Another one said they “are here to celebrate.”
“Saakashvili didn’t win. Gachechiladze is the winner. Anything can happen, but we will come out to fight for our votes,” she added.
Meanwhile, OSCE observers have called the election open and competitive. Nevertheless, they say a number of very serious violations have been detected and they urge the government to deal with them immediately.
Meanwhile, the counting of votes has now virtually been completed but the full official results of the election will not be known for several days.
Earlier, a Ukraine-based independent monitoring organisation, Common European Affair, said none of the presidential candidates had gained more than 50% of the vote needed for an outright victory.
Its exit poll puts opposition candidate Levan Gachechiladze first with 31%, with Mikhail Saakashvili behind with around 24% and Badri Patarkatsishvili on about 20%.
Georgian TV showed exit poll figures giving former president Mikhail Saakashvili more than 53.8% of votes. If so, it will be enough for him to remain in office. But the opposition accuses Saakashvili's ruling party of attempting to rig the vote. The figures showed that Levan Gachechiladze, the United Opposition candidate, received more than 28%, while businessman Badri Patarkatsishvili received a little over 6% of the vote.
According to official figures the turnout at the election was around 56%. The Election Commission claims the election was free and fair.

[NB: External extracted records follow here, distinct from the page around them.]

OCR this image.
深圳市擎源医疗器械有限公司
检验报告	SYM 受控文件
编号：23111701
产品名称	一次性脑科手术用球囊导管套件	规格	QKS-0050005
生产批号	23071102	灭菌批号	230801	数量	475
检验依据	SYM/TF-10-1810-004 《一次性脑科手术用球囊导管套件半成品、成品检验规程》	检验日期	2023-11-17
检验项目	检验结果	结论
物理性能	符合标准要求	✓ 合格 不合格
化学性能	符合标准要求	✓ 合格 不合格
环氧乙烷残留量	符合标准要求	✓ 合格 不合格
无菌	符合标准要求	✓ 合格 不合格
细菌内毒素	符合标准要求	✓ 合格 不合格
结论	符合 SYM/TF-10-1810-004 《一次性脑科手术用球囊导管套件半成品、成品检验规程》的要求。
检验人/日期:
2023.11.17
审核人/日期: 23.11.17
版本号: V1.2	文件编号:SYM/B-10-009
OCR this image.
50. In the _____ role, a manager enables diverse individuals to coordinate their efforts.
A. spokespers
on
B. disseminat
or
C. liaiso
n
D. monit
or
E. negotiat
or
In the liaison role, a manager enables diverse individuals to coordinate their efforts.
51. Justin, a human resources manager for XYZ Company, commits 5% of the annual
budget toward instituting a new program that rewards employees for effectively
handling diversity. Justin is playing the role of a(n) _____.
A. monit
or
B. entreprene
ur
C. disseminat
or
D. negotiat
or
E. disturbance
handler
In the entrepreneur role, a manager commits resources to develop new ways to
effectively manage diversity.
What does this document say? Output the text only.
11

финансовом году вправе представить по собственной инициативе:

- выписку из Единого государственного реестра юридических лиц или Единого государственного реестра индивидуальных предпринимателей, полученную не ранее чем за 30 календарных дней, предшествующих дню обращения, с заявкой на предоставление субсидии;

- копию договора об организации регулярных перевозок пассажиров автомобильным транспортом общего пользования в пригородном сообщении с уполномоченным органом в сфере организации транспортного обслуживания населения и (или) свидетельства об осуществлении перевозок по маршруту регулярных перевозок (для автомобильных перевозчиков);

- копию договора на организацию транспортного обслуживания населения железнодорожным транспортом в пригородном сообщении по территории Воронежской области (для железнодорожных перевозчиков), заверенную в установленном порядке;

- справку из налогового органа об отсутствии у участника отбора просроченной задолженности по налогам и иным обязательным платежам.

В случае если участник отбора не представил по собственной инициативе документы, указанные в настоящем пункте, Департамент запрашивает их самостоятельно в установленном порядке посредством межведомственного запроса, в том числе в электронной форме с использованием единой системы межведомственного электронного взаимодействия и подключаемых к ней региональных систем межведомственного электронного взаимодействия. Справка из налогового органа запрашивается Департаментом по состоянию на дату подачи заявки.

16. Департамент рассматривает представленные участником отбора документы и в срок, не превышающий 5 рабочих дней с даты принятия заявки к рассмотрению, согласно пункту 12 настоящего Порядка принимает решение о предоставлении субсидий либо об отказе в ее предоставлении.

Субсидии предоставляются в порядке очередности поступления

As thousands of Saakashvili's supporters celebrated, his main rival Levan Gachechiladze said the party was premature.
“According to our information today we have won in almost every part of the country. And according to the information we received from our commissions, there is a terror campaign going on during the counting process. There is a falsified exit poll, which is being broadcast on three nationwide channels,” claimed United Georgia’s opposition candidate, Levan Gachechiladze.
“I was planning my first statement today in the Georgian media to address our voters, but I was blocked by these three governmental channels, which means that the media terror has started against us,” he added.
Exit polls gave Gachechiladze over 28%, but his supporters insist that he's received far more.
“Today in Georgia we've had neither a free nor fair election. According to our results, Saakashvili's falsified the election,” said Georgy Maisashvili, a presidential candidate.
In one of the two referendums held in parallel with the presidential election, Georgians voted to hold the next parliamentary election this spring.
The rescheduling of the parliamentary election to April was one of the opposition's main demands.
And in the second referendum on whether Georgians support accession to NATO, exit polls say 61% of Georgians are in favour of the idea.